MEMPHIS, Tenn. -- The Memphis Office of Youth Services is under new leadership and working to roll out programs for young people this year.
That includes MPLOY, the city's summer jobs program that pays teens and young adults to work at local non-profits and businesses.
Last year, the program's launch experienced some challenges.
WREG sat down with Ike Griffith, the new man at the helm who was appointed by Mayor Jim Strickland.
"We need to start this process of trying to eliminate this social ill that we have among our students," Griffith said.
Griffith is in the business of molding kids.
He has been a TV broadcast instructor in Shelby County nearly the past two decades.
He explained somewhere along the line, kids in Memphis started falling behind.

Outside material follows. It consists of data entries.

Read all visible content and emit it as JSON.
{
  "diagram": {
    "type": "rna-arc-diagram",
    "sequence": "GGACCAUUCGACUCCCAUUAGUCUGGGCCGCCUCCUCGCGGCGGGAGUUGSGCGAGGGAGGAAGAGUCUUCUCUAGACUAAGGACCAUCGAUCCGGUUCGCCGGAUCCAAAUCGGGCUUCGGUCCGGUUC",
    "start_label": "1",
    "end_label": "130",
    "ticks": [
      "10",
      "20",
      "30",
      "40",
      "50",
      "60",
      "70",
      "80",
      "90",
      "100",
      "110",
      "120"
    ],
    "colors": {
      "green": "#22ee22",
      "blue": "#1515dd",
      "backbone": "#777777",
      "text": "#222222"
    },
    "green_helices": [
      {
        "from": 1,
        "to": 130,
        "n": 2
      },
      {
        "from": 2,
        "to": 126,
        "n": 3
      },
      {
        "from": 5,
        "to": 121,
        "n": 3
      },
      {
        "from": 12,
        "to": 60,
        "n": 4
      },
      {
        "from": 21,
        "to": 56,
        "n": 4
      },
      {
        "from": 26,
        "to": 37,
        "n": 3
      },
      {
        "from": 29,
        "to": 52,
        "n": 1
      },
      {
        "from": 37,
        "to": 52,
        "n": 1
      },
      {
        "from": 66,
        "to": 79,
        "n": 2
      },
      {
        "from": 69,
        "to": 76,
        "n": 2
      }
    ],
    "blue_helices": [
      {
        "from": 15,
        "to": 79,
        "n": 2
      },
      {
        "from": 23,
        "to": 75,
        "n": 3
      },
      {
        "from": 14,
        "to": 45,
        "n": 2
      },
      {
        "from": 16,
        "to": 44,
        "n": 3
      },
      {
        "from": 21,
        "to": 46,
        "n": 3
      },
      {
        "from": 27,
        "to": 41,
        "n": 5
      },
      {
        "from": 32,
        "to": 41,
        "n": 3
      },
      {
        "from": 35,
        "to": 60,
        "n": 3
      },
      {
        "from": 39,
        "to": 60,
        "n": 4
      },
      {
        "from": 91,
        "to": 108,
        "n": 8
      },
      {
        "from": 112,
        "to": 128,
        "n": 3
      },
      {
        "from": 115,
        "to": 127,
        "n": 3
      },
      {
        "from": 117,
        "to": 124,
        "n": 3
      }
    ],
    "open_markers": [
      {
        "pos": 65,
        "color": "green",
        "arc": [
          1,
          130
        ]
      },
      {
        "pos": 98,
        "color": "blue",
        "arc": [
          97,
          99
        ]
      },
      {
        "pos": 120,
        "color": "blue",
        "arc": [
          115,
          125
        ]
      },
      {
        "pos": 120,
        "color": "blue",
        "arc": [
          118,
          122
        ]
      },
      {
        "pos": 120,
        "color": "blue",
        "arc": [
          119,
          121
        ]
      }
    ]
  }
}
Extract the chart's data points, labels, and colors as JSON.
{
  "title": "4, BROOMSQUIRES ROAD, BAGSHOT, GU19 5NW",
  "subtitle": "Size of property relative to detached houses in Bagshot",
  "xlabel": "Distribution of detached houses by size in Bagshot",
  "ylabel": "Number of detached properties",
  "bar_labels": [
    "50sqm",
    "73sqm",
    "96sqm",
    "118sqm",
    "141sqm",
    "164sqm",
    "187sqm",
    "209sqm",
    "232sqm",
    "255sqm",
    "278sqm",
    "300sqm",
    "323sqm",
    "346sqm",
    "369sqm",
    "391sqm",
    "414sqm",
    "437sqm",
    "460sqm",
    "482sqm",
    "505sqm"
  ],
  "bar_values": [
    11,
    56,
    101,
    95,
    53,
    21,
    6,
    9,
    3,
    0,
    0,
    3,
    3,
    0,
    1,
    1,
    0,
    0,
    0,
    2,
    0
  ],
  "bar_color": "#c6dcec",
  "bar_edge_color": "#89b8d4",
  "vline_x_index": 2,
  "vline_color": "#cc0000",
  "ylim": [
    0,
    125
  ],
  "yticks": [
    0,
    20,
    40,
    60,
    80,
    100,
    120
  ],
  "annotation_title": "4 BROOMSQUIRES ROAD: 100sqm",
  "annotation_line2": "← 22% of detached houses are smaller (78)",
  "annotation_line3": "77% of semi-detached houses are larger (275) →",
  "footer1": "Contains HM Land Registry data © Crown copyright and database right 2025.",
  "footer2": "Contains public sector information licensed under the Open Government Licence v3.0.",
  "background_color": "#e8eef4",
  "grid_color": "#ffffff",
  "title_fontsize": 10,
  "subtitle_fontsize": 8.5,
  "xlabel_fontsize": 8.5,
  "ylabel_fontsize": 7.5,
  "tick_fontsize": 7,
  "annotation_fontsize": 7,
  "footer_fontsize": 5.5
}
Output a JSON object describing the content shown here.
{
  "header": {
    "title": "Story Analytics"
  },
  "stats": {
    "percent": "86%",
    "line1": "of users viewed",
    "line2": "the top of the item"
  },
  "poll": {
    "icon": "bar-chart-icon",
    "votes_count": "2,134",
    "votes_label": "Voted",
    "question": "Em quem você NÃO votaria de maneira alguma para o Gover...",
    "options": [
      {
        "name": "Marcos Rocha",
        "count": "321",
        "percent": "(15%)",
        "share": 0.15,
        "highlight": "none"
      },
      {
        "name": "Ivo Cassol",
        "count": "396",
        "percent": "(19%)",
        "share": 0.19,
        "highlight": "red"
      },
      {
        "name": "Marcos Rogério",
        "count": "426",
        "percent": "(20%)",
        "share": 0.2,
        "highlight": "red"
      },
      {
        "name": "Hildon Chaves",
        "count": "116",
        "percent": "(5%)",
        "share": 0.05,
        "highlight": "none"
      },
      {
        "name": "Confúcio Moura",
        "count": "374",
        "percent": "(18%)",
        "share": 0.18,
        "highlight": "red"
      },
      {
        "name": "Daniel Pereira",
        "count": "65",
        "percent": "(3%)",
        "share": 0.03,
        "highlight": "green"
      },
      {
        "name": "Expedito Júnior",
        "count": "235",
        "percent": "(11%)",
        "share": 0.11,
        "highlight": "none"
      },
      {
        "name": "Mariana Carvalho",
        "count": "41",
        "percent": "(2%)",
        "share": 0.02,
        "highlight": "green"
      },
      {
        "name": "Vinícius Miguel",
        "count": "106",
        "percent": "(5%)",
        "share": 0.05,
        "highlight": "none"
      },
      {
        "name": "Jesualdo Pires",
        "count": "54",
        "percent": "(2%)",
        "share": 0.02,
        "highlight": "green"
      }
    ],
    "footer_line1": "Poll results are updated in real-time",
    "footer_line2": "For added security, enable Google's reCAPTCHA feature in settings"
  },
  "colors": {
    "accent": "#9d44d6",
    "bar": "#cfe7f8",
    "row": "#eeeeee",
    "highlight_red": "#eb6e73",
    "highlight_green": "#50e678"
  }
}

"I've already identified the scale is not balanced," he said.
Griffith said he is developing an idea to better serve at-risk or nontraditional students, the kids who stand to gain the most from youth programs.
As it stands now, only about 100 non-traditional students get picked for MPLOY.
Participants are picked in a lottery, based on their City Council districts.
Griffith said he wants to add a separate lottery for non-traditional students in 2017 to increase the number of opportunities.
The City of Memphis launched MPLOY last year.
Between getting businesses to jump on board, several students missing the necessary documentation, and not hearing back from others selected to participate, its roll out was bumpy.
"That was the one thing that probably slowed the process down for us initially, because we had such a short time frame. This year, we started earlier. We started recruiting businesses earlier. We started recruiting students earlier," said Program Manager Joyce Douglas.
Student application is underway for MPLOY and the Memphis Ambassadors Program, which is a program for student enrichment.
MAP runs year round, while MPLOY only runs for six weeks over the summer.
This year, MPLOY runs from June 6 until July 22.
The office believed the right number of businesses and students will be ready to go on time.
"I want to give incentives to our young people. If you are still employed after the program, we have something for you," Griffith said.
Griffith said he is counting on the community to unify to help Memphis' young people.
The deadline to apply for this year's programs is midnight on Friday.
You may find more information here.
The city will hold a lottery for both programs February 15.